The author adapts Paley’s supposition of the savage, in order to express strongly what the moral sense implies. But we will confine ourselves to his reasonings. Is there, he asks, any evidence of our being gifted with such feelings? The very putting of such a question would seem a sufficient proof that we are not so endowed. There ought to be no more doubt about them, than about hunger or thirst.
It is alleged in their favour that our judgments of rectitude and depravity are immediate and voluntary. The reply is that sentiments begotten by association are no less prompt and involuntary than our instincts. Our response to a money gain, or a money loss, is as prompt as our compliance with the primitive appetites of the system. We begin by loving knowledge as a means to ends; but, in time, the end is inseparably associated with the instrument.

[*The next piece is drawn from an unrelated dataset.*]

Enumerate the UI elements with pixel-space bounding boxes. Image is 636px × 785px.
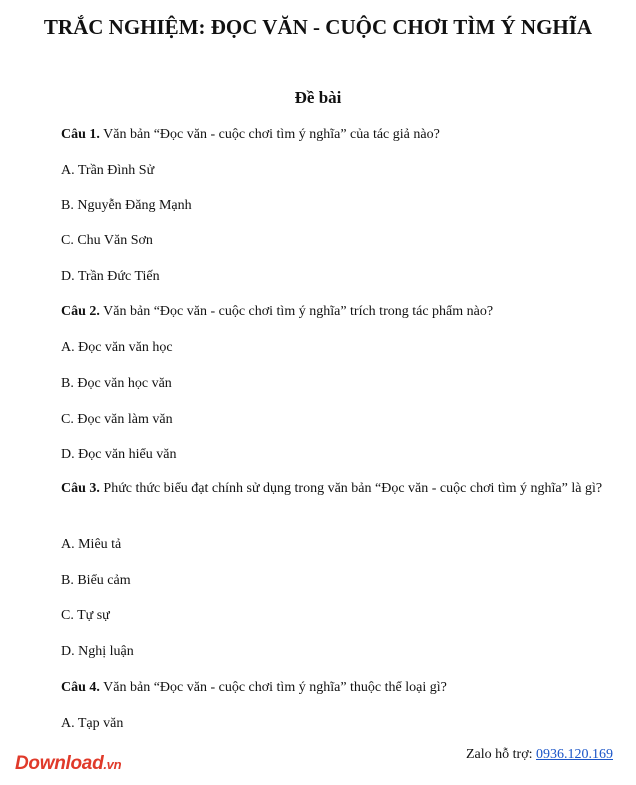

So a moral sentiment dictated by utility, if often exercised, would be rapid and direct in its operation.
It is farther alleged, as a proof of the innate character of the moral judgments, that the moral sentiments of all men are precisely alike. The argument may be put thus:—No opinion or sentiment resulting from observation and induction is held or felt by all mankind: Observation and induction, as applied to the same subject, lead different men to different conclusions. Now, the judgments passed internally on the rectitude or pravity of actions, or the moral sentiments, are precisely alike with all men. Therefore, our moral sentiments are not the result of our inductions of the tendencies of actions; nor were they derived from others, and impressed by authority and example. Consequently, the moral sentiments are instinctive, or ultimate and inscrutable facts.
To refute such an argument is superfluous; it is based on a groundless assertion. The moral sentiments of men have differed to infinity. With regard to a few classes of actions, the moral judgments of most, though not of all, men have been alike. With regard to others, they have differed, through every shade or degree, from slight diversity to direct opposition.
But this is exactly what we should expect on the principle of utility. With regard to some actions, the dictates of utility are the same at all times and places, and are so obvious as hardly to admit of mistake or doubt. On the other hand, men’s positions in different ages and nations are in many respects widely different; so that what was useful there and then is useless or pernicious here and now. Moreover, since human tastes are various, and human reason is fallible, men’s moral sentiments often widely differ in the same positions.
He next alludes to some prevailing misconceptions in regard to utility. One is the confusion of the test with the motive. The general good is the test, or rather the index to the ultimate measure or test, the Divine commands; but it is not in all, or even in most cases, the motive or inducement.